Peraturan Pemerintah (PP) No. 64 Tahun 2016 tentang pembangunan perumahan masyarakat berpenghasilan rendah (MBR) sebagai aturan teknis dari UU No. 1/2011 tentang Perumahan dan Kawasan Permukiman (PKP) dinilai Indonesia Property Watch masih belum sepenuhnya memberikan kemudahan bagi para pengembang MBR.
Di satu sisi Indonesia Property Watch mengapresiasi keluarnya PP tersebut meskipun telah lama ditunggu sejak UU No. 1/2011 dikeluarkan. Sebanyak 60 perizinan untuk pembangunan rumah MBR melalui PP ini dipangkas menjadi 22 izin. Namun di sisi lain, Indonesia Property Watch menyoal masalah ketentuan bahwa pengembang MBR harus juga dilengkapi pengembang MBR. Dalam pasal 17 disebutkan Badan Hukum mengajukan penerbitan Sertifikat Laik Fungsi (SLF) untuk seluruh atau sebagian Rumah MBR, Prasarana, Sarana, dan Utilitas Umum Perumahan MBR yang berbentuk bangunan gedung sesuai dengan hasil pemeriksaan kelaikan fungsi bangunan gedung kepada PTSP.
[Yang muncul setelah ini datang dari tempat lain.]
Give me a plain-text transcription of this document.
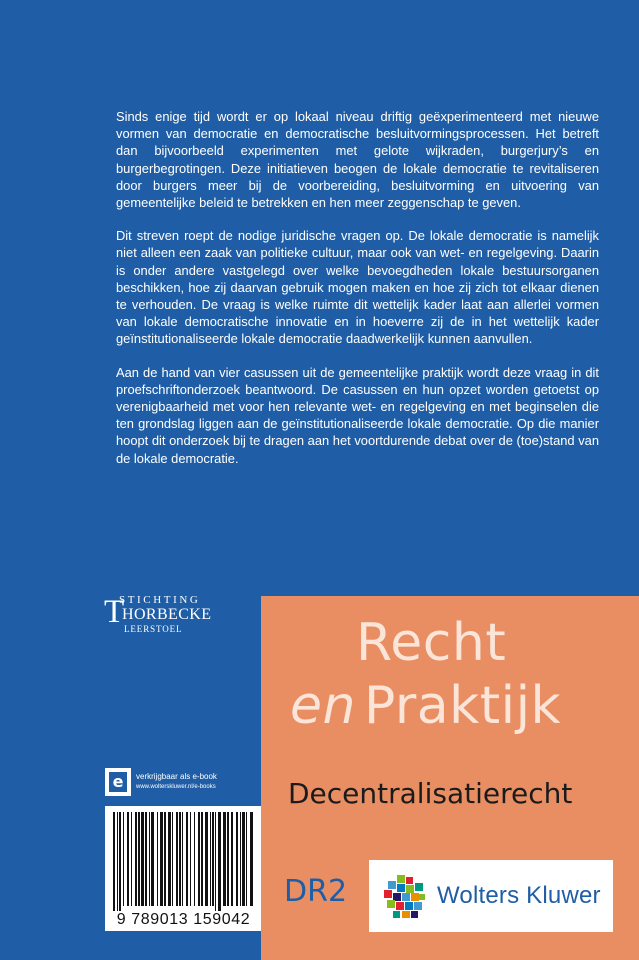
Sinds enige tijd wordt er op lokaal niveau driftig geëxperimenteerd met nieuwe vormen van democratie en democratische besluitvormingsprocessen. Het betreft dan bijvoorbeeld experimenten met gelote wijkraden, burgerjury’s en burgerbegrotingen. Deze initiatieven beogen de lokale democratie te revitaliseren door burgers meer bij de voorbereiding, besluitvorming en uitvoering van gemeentelijke beleid te betrekken en hen meer zeggenschap te geven.

Dit streven roept de nodige juridische vragen op. De lokale democratie is namelijk niet alleen een zaak van politieke cultuur, maar ook van wet- en regelgeving. Daarin is onder andere vastgelegd over welke bevoegdheden lokale bestuursorganen beschikken, hoe zij daarvan gebruik mogen maken en hoe zij zich tot elkaar dienen te verhouden. De vraag is welke ruimte dit wettelijk kader laat aan allerlei vormen van lokale democratische innovatie en in hoeverre zij de in het wettelijk kader geïnstitutionaliseerde lokale democratie daadwerkelijk kunnen aanvullen.

Aan de hand van vier casussen uit de gemeentelijke praktijk wordt deze vraag in dit proefschriftonderzoek beantwoord. De casussen en hun opzet worden getoetst op verenigbaarheid met voor hen relevante wet- en regelgeving en met beginselen die ten grondslag liggen aan de geïnstitutionaliseerde lokale democratie. Op die manier hoopt dit onderzoek bij te dragen aan het voortdurende debat over de (toe)stand van de lokale democratie.

STICHTING
T
HORBECKE
LEERSTOEL
e	verkrijgbaar als e-book
www.wolterskluwer.nl/e-books
9 789013 159042
Recht
en Praktijk
Decentralisatierecht
DR2	Wolters Kluwer
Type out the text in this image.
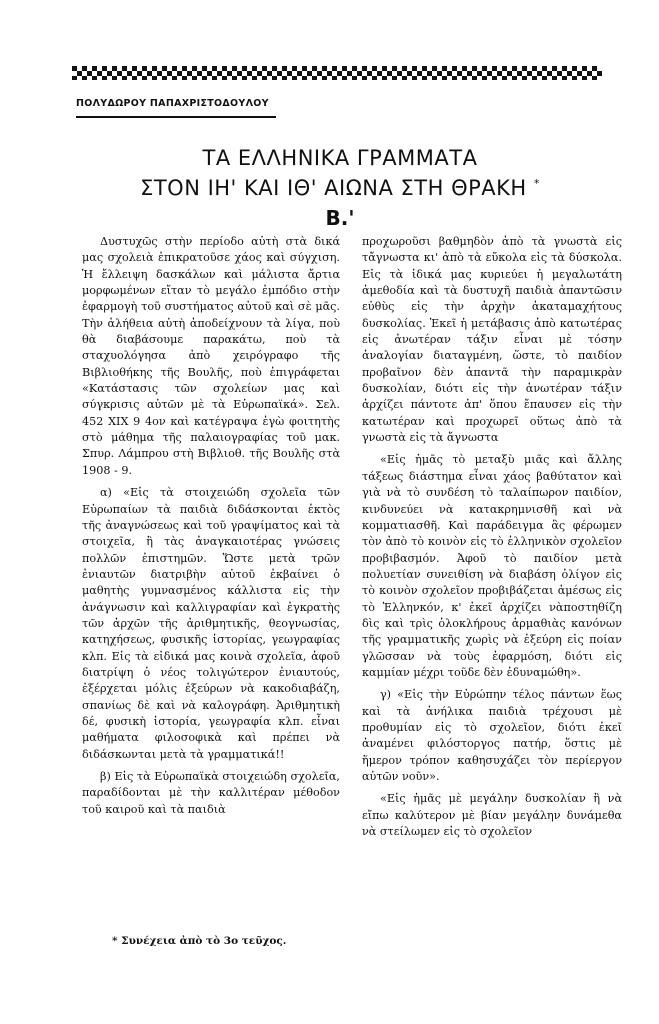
ΠΟΛΥΔΩΡΟΥ ΠΑΠΑΧΡΙΣΤΟΔΟΥΛΟΥ
ΤΑ ΕΛΛΗΝΙΚΑ ΓΡΑΜΜΑΤΑ
ΣΤΟΝ ΙΗ' ΚΑΙ ΙΘ' ΑΙΩΝΑ ΣΤΗ ΘΡΑΚΗ *
Β.'

Δυστυχῶς στὴν περίοδο αὐτὴ στὰ δικά μας σχολειὰ ἐπικρατοῦσε χάος καὶ σύγχιση. Ἡ ἔλλειψη δασκάλων καὶ μάλιστα ἄρτια μορφωμένων εἴταν τὸ μεγάλο ἐμπόδιο στὴν ἐφαρμογὴ τοῦ συστήματος αὐτοῦ καὶ σὲ μᾶς. Τὴν ἀλήθεια αὐτὴ ἀποδείχνουν τὰ λίγα, ποὺ θὰ διαβάσουμε παρακάτω, ποὺ τὰ σταχυολόγησα ἀπὸ χειρόγραφο τῆς Βιβλιοθήκης τῆς Βουλῆς, ποὺ ἐπιγράφεται «Κατάστασις τῶν σχολείων μας καὶ σύγκρισις αὐτῶν μὲ τὰ Εὐρωπαϊκά». Σελ. 452 ΧΙΧ 9 4ον καὶ κατέγραψα ἐγὼ φοιτητὴς στὸ μάθημα τῆς παλαιογραφίας τοῦ μακ. Σπυρ. Λάμπρου στὴ Βιβλιοθ. τῆς Βουλῆς στὰ 1908 - 9.

α) «Εἰς τὰ στοιχειώδη σχολεῖα τῶν Εὐρωπαίων τὰ παιδιὰ διδάσκονται ἐκτὸς τῆς ἀναγνώσεως καὶ τοῦ γραψίματος καὶ τὰ στοιχεῖα, ἢ τὰς ἀναγκαιοτέρας γνώσεις πολλῶν ἐπιστημῶν. Ὥστε μετὰ τρῶν ἐνιαυτῶν διατριβὴν αὐτοῦ ἐκβαίνει ὁ μαθητὴς γυμνασμένος κάλλιστα εἰς τὴν ἀνάγνωσιν καὶ καλλιγραφίαν καὶ ἐγκρατὴς τῶν ἀρχῶν τῆς ἀριθμητικῆς, θεογνωσίας, κατηχήσεως, φυσικῆς ἱστορίας, γεωγραφίας κλπ. Εἰς τὰ εἰδικά μας κοινὰ σχολεῖα, ἀφοῦ διατρίψη ὁ νέος τολιγώτερον ἐνιαυτούς, ἐξέρχεται μόλις ἐξεύρων νὰ κακοδιαβάζη, σπανίως δὲ καὶ νὰ καλογράφη. Ἀριθμητικὴ δέ, φυσικὴ ἱστορία, γεωγραφία κλπ. εἶναι μαθήματα φιλοσοφικὰ καὶ πρέπει νὰ διδάσκωνται μετὰ τὰ γραμματικά!!

β) Εἰς τὰ Εὐρωπαϊκὰ στοιχειώδη σχολεῖα, παραδίδονται μὲ τὴν καλλιτέραν μέθοδον τοῦ καιροῦ καὶ τὰ παιδιὰ

προχωροῦσι βαθμηδὸν ἀπὸ τὰ γνωστὰ εἰς τἄγνωστα κι' ἀπὸ τὰ εὔκολα εἰς τὰ δύσκολα. Εἰς τὰ ἰδικά μας κυριεύει ἡ μεγαλωτάτη ἀμεθοδία καὶ τὰ δυστυχῆ παιδιὰ ἀπαντῶσιν εὐθὺς εἰς τὴν ἀρχὴν ἀκαταμαχήτους δυσκολίας. Ἐκεῖ ἡ μετάβασις ἀπὸ κατωτέρας εἰς ἀνωτέραν τάξιν εἶναι μὲ τόσην ἀναλογίαν διαταγμένη, ὥστε, τὸ παιδίον προβαῖνον δὲν ἀπαντᾶ τὴν παραμικρὰν δυσκολίαν, διότι εἰς τὴν ἀνωτέραν τάξιν ἀρχίζει πάντοτε ἀπ' ὅπου ἔπαυσεν εἰς τὴν κατωτέραν καὶ προχωρεῖ οὕτως ἀπὸ τὰ γνωστὰ εἰς τὰ ἄγνωστα

«Εἰς ἡμᾶς τὸ μεταξὺ μιᾶς καὶ ἄλλης τάξεως διάστημα εἶναι χάος βαθύτατον καὶ γιὰ νὰ τὸ συνδέση τὸ ταλαίπωρον παιδίον, κινδυνεύει νὰ κατακρημνισθῆ καὶ νὰ κομματιασθῆ. Καὶ παράδειγμα ἂς φέρωμεν τὸν ἀπὸ τὸ κοινὸν εἰς τὸ ἑλληνικὸν σχολεῖον προβιβασμόν. Ἀφοῦ τὸ παιδίον μετὰ πολυετίαν συνειθίση νὰ διαβάση ὀλίγον εἰς τὸ κοινὸν σχολεῖον προβιβάζεται ἀμέσως εἰς τὸ Ἑλληνκόν, κ' ἐκεῖ ἀρχίζει νὰποστηθίζη δὶς καὶ τρὶς ὁλοκλήρους ἁρμαθιὰς κανόνων τῆς γραμματικῆς χωρὶς νὰ ἐξεύρη εἰς ποίαν γλῶσσαν νὰ τοὺς ἐφαρμόση, διότι εἰς καμμίαν μέχρι τοῦδε δὲν ἐδυναμώθη».

γ) «Εἰς τὴν Εὐρώπην τέλος πάντων ἕως καὶ τὰ ἀνήλικα παιδιὰ τρέχουσι μὲ προθυμίαν εἰς τὸ σχολεῖον, διότι ἐκεῖ ἀναμένει φιλόστοργος πατήρ, ὅστις μὲ ἥμερον τρόπον καθησυχάζει τὸν περίεργον αὐτῶν νοῦν».

«Εἰς ἡμᾶς μὲ μεγάλην δυσκολίαν ἢ νὰ εἴπω καλύτερον μὲ βίαν μεγάλην δυνάμεθα νὰ στείλωμεν εἰς τὸ σχολεῖον

* Συνέχεια ἀπὸ τὸ 3ο τεῦχος.
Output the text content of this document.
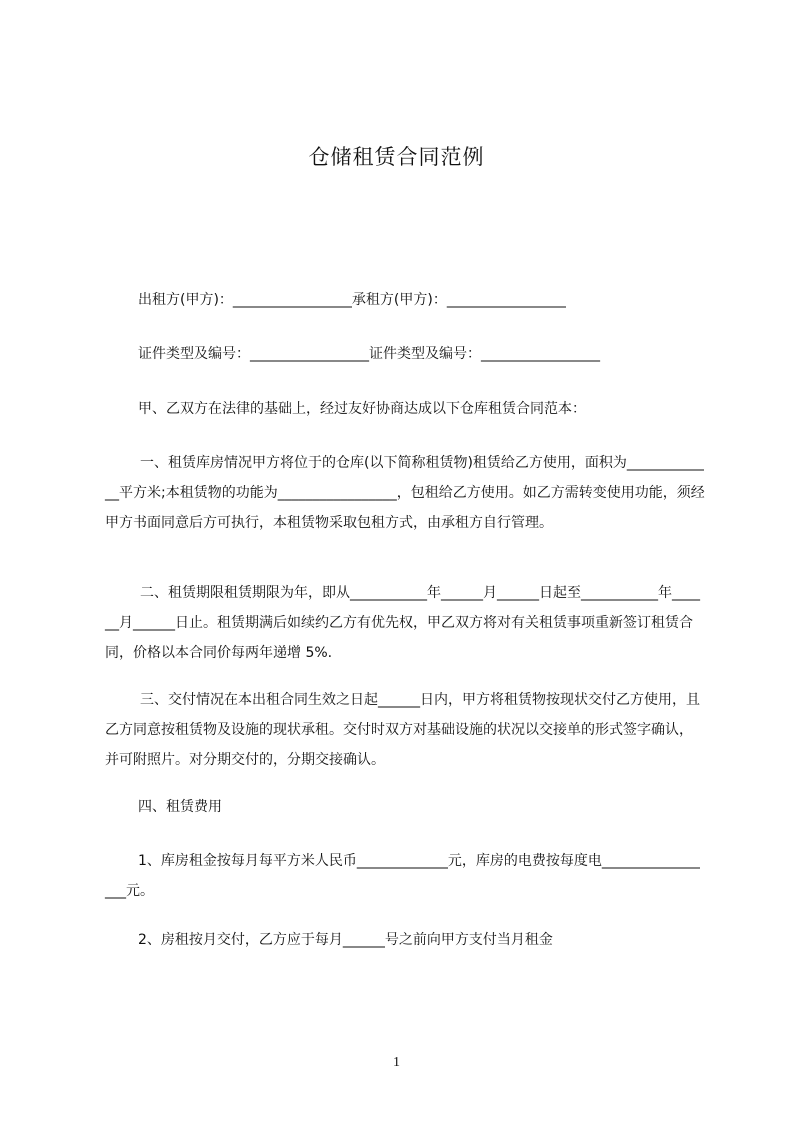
仓储租赁合同范例
出租方(甲方)：_________________承租方(甲方)：_________________
证件类型及编号：_________________证件类型及编号：_________________
甲、乙双方在法律的基础上，经过友好协商达成以下仓库租赁合同范本：
一、租赁库房情况甲方将位于的仓库(以下简称租赁物)租赁给乙方使用，面积为_____________平方米;本租赁物的功能为_________________，包租给乙方使用。如乙方需转变使用功能，须经甲方书面同意后方可执行，本租赁物采取包租方式，由承租方自行管理。
二、租赁期限租赁期限为年，即从___________年______月______日起至___________年______月______日止。租赁期满后如续约乙方有优先权，甲乙双方将对有关租赁事项重新签订租赁合同，价格以本合同价每两年递增 5%.
三、交付情况在本出租合同生效之日起______日内，甲方将租赁物按现状交付乙方使用，且乙方同意按租赁物及设施的现状承租。交付时双方对基础设施的状况以交接单的形式签字确认，并可附照片。对分期交付的，分期交接确认。
四、租赁费用
1、库房租金按每月每平方米人民币_____________元，库房的电费按每度电_________________元。
2、房租按月交付，乙方应于每月______号之前向甲方支付当月租金
1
“Hal ini saya rasa terlalu mengada-ada dan membuat birokrasi malah bertambah panjang di saat kita sedang ingin memangkas birokrasi. Rumah MBR tidak seharusnya mempunyai SLF seperti bangunan bertingkat lainnya. Harusnya bisa lebih sederhana tanpa mengurangi kualitas bangunan yang ada,” kritik Ali Tranghanda, CEO Indonesia Property Watch.
SLF biasanya digunakan untuk bangunan tinggi karena banyak unsur terkait disana, berbeda dengan rumah MBR yang tidak perlu sampai SLF. “Selain itu juga dengan pengajuan ke Pelayanan Terpadu Satu Pintu (PTSP) di daerah, maka pintu biaya-biaya siluman berpotensi untuk tumbuh lagi. Dan yang penting lagi banyak perangkat pemda yang belum sepenuhnya memahami aturan ini,” lanjut Ali.
Karenya pemerintah pusat harus dapat memastikan ketersediaan sumber daya manusia di daerah dengan melakukan sosialisasi mengenai hal ini. Banyak pemda saat ini masih belum sepenuhnya menempatkan perumahan MBR sebagai sektor prioritas yang sebenarnya dapat meningkatkan pendapatan investasi daerah.
Indonesia Property Watch menyayangkan banyaknya aturan yang tidak sinkron satu dengan yang lainnya. Seharusnya pemerintah dapat lebih tanggap mengenai hal ini jangan sampai aturan yang ada malah memberatkan para pengembang MBR.